From the start, it was clear that their group would be very difficult, and the denouement confirmed the notion. So much remained at stake right down to the final minutes, when O’Regan made a brilliant save from Clare’s Muireann Scanlon and Iona Heffernan blocked Chloe Morey’s goalbound shot. Had the net rattled, Waterford would have been out. Instead it was Tipperary, semi-finalists for the past four years, whose season was over, despite beating Cork.
“It was completely nerve-wracking,” O’Regan concedes of the high-pressure affair.
But she possesses the mental tools as well as the goalkeeping skills to deal with that now, benefiting from the coaching received over the years from the likes of the unrelated Ian O’Regan, her boyfriend Sam’s father, David Robinson, and this year from David Payne of Peak Fitness.
And then there is what she has trying to take on board what she can from watching videos of Wexford legend Mags D’Arcy and Tipperary hurling great Brendan Cummins.

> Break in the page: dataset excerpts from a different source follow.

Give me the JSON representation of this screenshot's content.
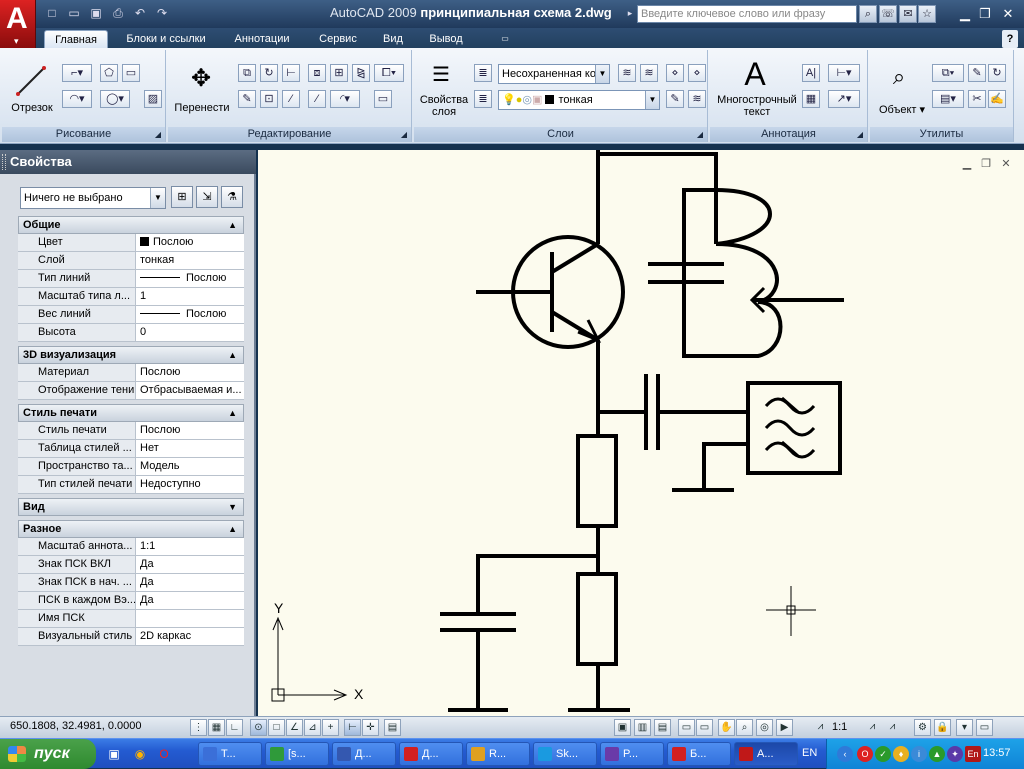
{
  "app": {
    "name": "AutoCAD 2009",
    "file": "принципиальная схема 2.dwg",
    "search_placeholder": "Введите ключевое слово или фразу"
  },
  "ribbon": {
    "tabs": [
      "Главная",
      "Блоки и ссылки",
      "Аннотации",
      "Сервис",
      "Вид",
      "Вывод"
    ],
    "panels": {
      "draw": "Рисование",
      "modify": "Редактирование",
      "layers": "Слои",
      "annotation": "Аннотация",
      "utilities": "Утилиты"
    },
    "buttons": {
      "line": "Отрезок",
      "move": "Перенести",
      "layer_props_1": "Свойства",
      "layer_props_2": "слоя",
      "mtext_1": "Многострочный",
      "mtext_2": "текст",
      "object": "Объект"
    },
    "layer_state": "Несохраненная ко",
    "layer_current": "тонкая"
  },
  "properties": {
    "title": "Свойства",
    "selection": "Ничего не выбрано",
    "sections": [
      {
        "name": "Общие",
        "expanded": true,
        "rows": [
          {
            "k": "Цвет",
            "v": "Послою",
            "kind": "color"
          },
          {
            "k": "Слой",
            "v": "тонкая"
          },
          {
            "k": "Тип линий",
            "v": "Послою",
            "kind": "line"
          },
          {
            "k": "Масштаб типа л...",
            "v": "1"
          },
          {
            "k": "Вес линий",
            "v": "Послою",
            "kind": "line"
          },
          {
            "k": "Высота",
            "v": "0"
          }
        ]
      },
      {
        "name": "3D визуализация",
        "expanded": true,
        "rows": [
          {
            "k": "Материал",
            "v": "Послою"
          },
          {
            "k": "Отображение тени",
            "v": "Отбрасываемая и..."
          }
        ]
      },
      {
        "name": "Стиль печати",
        "expanded": true,
        "rows": [
          {
            "k": "Стиль печати",
            "v": "Послою"
          },
          {
            "k": "Таблица стилей ...",
            "v": "Нет"
          },
          {
            "k": "Пространство та...",
            "v": "Модель"
          },
          {
            "k": "Тип стилей печати",
            "v": "Недоступно"
          }
        ]
      },
      {
        "name": "Вид",
        "expanded": false,
        "rows": []
      },
      {
        "name": "Разное",
        "expanded": true,
        "rows": [
          {
            "k": "Масштаб аннота...",
            "v": "1:1"
          },
          {
            "k": "Знак ПСК ВКЛ",
            "v": "Да"
          },
          {
            "k": "Знак ПСК в нач. ...",
            "v": "Да"
          },
          {
            "k": "ПСК в каждом Вэ...",
            "v": "Да"
          },
          {
            "k": "Имя ПСК",
            "v": ""
          },
          {
            "k": "Визуальный стиль",
            "v": "2D каркас"
          }
        ]
      }
    ]
  },
  "ucs": {
    "x": "X",
    "y": "Y"
  },
  "status": {
    "coords": "650.1808, 32.4981, 0.0000",
    "scale": "1:1"
  },
  "taskbar": {
    "start": "пуск",
    "tasks": [
      {
        "label": "T...",
        "color": "#3b6fd8"
      },
      {
        "label": "[s...",
        "color": "#2f9a3a"
      },
      {
        "label": "Д...",
        "color": "#3458b0"
      },
      {
        "label": "Д...",
        "color": "#d22020"
      },
      {
        "label": "R...",
        "color": "#e0a020"
      },
      {
        "label": "Sk...",
        "color": "#1a9ae0"
      },
      {
        "label": "P...",
        "color": "#6a3aa8"
      },
      {
        "label": "Б...",
        "color": "#d22020"
      },
      {
        "label": "A...",
        "color": "#c01818"
      }
    ],
    "lang": "EN",
    "clock": "13:57"
  },
  "colors": {
    "canvas": "#fcfbee",
    "accent": "#c01818"
  }
}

“I was talking to Brendan Cummins last year. We had a great chat out in Carriganore. I got a few insights to his game and his pre-match stuff. It was great to have a good chat with him.”
She plays down the save against Clare and credits those in front of her for ensuring she hadn’t much to do but not being busy makes the stop all the more noteworthy.
And now, here they are. A year that included defeat to Wexford in the Division 2 Littlewoods Ireland National League semi-final and then a loss at Walsh Park in the opening round of the championship to Dublin, has been turned around, an 18-point hammering of Wexford infusing them with belief.
“We were in transition for a couple of years but we still got to a quarter-final but there’s senior players that have been there for a lot of it so I suppose it would be nice to push on and hopefully that will be Saturday.”